Embeddings enhance search engines and enterprise search by understanding query intent and content semantics, improving result relevance even with varied terminology. In personalized academic retrieval, KGEs can be used to generate user profiles and model user interests in academic search, improving document recommendation and retrieval by matching user embeddings with document embeddings.

In biomedical and clinical applications, KGEs represent and analyze complex biomedical data, such as interactions among proteins, diseases, pathways, mutations, and chemicals, facilitating insights in systems biology, drug discovery, and precision medicine. In cybersecurity, they assist in modeling and predicting cyber-attacks by capturing complex knowledge of cyber threats within knowledge graphs.

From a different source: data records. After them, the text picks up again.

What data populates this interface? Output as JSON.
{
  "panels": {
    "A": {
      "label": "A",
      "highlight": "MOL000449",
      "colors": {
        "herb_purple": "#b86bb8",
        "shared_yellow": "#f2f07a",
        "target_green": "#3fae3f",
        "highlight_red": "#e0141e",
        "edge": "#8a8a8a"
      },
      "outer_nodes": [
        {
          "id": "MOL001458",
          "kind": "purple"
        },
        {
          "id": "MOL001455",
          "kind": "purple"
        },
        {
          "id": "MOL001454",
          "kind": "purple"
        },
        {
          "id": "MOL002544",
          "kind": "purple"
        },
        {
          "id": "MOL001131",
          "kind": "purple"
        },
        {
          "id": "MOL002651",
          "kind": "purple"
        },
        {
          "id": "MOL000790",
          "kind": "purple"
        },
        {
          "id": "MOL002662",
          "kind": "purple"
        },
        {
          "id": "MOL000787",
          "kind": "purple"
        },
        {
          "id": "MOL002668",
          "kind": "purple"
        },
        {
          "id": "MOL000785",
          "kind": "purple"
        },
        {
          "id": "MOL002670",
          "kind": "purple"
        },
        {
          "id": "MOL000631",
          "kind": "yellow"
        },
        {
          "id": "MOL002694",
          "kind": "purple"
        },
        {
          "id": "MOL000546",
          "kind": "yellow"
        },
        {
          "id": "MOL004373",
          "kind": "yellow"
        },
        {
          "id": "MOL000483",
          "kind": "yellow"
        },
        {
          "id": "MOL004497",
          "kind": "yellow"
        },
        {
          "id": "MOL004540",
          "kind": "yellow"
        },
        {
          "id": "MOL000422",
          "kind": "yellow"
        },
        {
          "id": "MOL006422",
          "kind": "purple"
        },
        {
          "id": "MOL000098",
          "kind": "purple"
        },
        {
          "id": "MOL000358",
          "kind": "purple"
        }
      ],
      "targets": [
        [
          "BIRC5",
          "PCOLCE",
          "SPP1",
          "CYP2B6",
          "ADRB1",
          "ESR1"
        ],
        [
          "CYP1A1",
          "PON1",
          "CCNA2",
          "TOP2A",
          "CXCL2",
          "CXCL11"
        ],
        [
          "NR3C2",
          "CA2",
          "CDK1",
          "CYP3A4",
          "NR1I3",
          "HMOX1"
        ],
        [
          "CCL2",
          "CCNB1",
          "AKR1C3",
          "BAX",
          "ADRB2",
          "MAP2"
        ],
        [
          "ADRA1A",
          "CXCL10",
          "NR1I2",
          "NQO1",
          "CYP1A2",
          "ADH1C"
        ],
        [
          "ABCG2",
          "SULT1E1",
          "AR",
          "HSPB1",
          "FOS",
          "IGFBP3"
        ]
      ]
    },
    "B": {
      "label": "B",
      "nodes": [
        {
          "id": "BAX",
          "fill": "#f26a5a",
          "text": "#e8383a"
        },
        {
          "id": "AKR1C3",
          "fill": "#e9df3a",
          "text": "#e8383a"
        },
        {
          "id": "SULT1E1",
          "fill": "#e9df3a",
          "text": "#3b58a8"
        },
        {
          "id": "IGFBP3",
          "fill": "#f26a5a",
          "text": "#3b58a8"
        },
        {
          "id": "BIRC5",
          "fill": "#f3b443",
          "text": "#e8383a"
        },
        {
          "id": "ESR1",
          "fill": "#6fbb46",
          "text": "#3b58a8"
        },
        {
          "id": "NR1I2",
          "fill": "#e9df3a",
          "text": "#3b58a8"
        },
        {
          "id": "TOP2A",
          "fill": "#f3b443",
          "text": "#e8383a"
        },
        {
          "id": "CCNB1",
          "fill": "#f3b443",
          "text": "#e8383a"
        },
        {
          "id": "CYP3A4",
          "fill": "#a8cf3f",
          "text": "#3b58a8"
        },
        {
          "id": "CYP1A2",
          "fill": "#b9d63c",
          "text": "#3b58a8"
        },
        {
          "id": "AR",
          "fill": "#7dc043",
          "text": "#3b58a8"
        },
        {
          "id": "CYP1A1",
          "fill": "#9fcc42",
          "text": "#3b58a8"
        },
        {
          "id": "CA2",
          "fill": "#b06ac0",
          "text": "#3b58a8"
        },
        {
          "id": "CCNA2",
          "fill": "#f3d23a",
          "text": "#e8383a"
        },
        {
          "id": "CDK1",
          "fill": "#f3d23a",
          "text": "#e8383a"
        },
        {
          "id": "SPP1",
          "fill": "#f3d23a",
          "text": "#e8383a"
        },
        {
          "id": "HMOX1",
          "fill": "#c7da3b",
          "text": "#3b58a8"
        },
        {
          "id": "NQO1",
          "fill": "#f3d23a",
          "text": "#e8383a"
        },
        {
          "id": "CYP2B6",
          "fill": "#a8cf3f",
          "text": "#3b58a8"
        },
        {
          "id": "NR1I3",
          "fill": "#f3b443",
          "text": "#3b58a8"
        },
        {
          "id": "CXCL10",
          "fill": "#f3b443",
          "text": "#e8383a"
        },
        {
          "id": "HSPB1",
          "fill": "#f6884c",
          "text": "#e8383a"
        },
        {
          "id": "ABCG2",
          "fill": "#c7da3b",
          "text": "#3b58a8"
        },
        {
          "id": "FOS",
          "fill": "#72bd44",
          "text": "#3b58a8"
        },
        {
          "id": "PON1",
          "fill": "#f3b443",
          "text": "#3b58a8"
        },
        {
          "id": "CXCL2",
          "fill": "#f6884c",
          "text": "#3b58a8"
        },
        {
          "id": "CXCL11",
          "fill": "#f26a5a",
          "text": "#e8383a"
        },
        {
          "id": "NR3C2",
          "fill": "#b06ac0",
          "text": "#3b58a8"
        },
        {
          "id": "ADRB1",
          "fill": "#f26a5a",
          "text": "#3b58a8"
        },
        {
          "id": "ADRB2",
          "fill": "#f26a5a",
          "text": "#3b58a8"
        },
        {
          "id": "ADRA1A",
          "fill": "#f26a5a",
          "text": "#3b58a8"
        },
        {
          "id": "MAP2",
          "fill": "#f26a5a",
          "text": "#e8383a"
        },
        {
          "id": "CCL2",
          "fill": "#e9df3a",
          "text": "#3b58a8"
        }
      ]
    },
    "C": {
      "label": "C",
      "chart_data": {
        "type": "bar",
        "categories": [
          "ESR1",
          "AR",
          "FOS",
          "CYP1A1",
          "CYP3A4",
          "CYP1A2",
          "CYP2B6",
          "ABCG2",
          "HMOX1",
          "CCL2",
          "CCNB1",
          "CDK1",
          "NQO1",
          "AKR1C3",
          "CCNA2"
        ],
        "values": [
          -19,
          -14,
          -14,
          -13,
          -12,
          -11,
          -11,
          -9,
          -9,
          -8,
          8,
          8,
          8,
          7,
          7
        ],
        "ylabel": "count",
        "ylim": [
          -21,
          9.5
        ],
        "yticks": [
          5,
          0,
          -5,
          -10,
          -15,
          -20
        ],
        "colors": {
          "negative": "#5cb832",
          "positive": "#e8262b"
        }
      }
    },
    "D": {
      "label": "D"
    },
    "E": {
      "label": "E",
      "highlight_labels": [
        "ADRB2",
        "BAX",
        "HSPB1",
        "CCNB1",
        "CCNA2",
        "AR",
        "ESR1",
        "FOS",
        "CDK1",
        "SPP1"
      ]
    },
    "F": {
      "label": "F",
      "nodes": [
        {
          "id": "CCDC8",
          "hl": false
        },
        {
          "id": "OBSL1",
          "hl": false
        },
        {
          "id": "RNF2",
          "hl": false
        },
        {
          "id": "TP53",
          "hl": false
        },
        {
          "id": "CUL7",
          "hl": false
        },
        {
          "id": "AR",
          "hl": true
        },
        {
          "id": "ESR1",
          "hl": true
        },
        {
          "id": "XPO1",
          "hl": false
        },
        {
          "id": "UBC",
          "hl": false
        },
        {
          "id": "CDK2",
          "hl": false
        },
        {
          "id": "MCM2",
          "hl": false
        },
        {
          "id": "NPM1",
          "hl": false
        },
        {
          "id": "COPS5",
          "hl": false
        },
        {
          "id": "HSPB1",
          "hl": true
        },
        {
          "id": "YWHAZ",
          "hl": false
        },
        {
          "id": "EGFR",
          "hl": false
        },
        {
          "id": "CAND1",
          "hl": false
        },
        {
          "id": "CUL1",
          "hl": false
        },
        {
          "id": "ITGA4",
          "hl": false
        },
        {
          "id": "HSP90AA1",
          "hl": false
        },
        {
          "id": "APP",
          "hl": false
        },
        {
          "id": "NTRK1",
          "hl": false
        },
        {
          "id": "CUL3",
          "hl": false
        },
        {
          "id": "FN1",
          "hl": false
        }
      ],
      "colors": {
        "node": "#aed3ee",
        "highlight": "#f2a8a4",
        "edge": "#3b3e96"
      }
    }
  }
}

In fake news detection, knowledge graphs and their embeddings help detect misinformation by representing and analyzing relationships between entities in social media content. Recent advancements improve scalability and enable embedding of large knowledge graphs, enhancing applications that require global structural understanding in huge datasets.

In summary, KGE models are widely applied in knowledge graph completion, advanced search, recommendation systems, personalized retrieval, biomedical research, cybersecurity, and misinformation detection, by transforming structured knowledge into continuous vector spaces that machines can efficiently learn from and exploit for downstream tasks. The winning approach at the OGB-LSC Knowledge Graph Competition demonstrates the advantage of a diverse ensemble of well-tuned models for large-scale Knowledge Graph completion.

The winning approach at the OGB-LSC Knowledge Graph Competition, led by Graphcore, employed a diverse ensemble of 85 Knowledge Graph Embedding (KGE) models, with the ensemble being trained using the BESS approach, which leverages technology like cloud-computing and data-and-cloud-computing for efficient large-scale training. These KGE models, including DistMult and ComplEx, are crucial in various domains such as science, where they aid in areas like link prediction, question answering, recommendation services, and semantic search.